The failure of these reforms to drive any real change eventually saw Ferguson leave the Labor Party in despair.
From 1941-47 Labor held government in NSW. As a result of pressure, it agreed to place two elected Aboriginal representatives on the Board. However, some Labor politicians were determined to keep Bill off.
The APA launched a grassroots campaign to elect Bill and Walter Page to the Board, winning a comfortable majority of votes.
However, the Board refused to accept Walter Page as the “full blood” Aboriginal representative, contesting his ancestry. The NSW Trades and Labor Council protested, telling its members that an elected Aboriginal representative was being refused office by a Labor government.
When all other nominations were withdrawn, the Labor government gave in. Bill and Page were elected, with Bill serving from 1944-49.
Despite his efforts on the Board, government officials were unresponsive to his demands for Aboriginal rights and self-determination.

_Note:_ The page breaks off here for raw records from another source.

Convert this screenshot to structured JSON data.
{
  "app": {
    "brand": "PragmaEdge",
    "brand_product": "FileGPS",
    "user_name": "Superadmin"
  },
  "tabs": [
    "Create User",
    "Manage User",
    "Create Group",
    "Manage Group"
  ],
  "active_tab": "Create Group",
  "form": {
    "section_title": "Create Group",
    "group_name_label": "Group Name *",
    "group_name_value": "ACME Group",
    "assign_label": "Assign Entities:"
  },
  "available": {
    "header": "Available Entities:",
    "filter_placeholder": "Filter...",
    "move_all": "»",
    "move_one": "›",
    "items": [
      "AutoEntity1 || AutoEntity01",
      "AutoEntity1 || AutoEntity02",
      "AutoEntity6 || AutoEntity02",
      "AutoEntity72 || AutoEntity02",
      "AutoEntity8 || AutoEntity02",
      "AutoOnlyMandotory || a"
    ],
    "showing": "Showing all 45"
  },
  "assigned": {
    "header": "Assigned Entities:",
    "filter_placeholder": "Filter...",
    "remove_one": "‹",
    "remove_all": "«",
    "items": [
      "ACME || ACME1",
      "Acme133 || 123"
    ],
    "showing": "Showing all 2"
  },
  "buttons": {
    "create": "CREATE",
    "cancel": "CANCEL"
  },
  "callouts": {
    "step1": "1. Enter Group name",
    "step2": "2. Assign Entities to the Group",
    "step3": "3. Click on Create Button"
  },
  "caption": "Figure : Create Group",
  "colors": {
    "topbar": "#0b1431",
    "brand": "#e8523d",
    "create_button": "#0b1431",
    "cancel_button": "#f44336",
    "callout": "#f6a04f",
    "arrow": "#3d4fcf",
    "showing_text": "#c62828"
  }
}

The Labor government in power federally under Ben Chifley had also refused to act. Feeling betrayed by the Labor Party and heart-broken, Bill resigned from the Board and cancelled his Labor Party membership after 32 years.
Disillusioned, Bill ran as an independent for the seat of Lawson (containing Dubbo and surrounding districts) in the 1949 federal election. He won just 388 votes. Bill collapsed after addressing an election meeting on 8 December 1949 and died shortly after.
The deepening poverty and discrimination faced by Aboriginal people after the end of the war in 1945, as they were driven out of jobs, and still faced segregation in schools and in country towns, had often driven Bill to despair.
But his decades of activism did much to win sections of the union movement and broader society to the fight against discrimination and racism faced by Aboriginal people.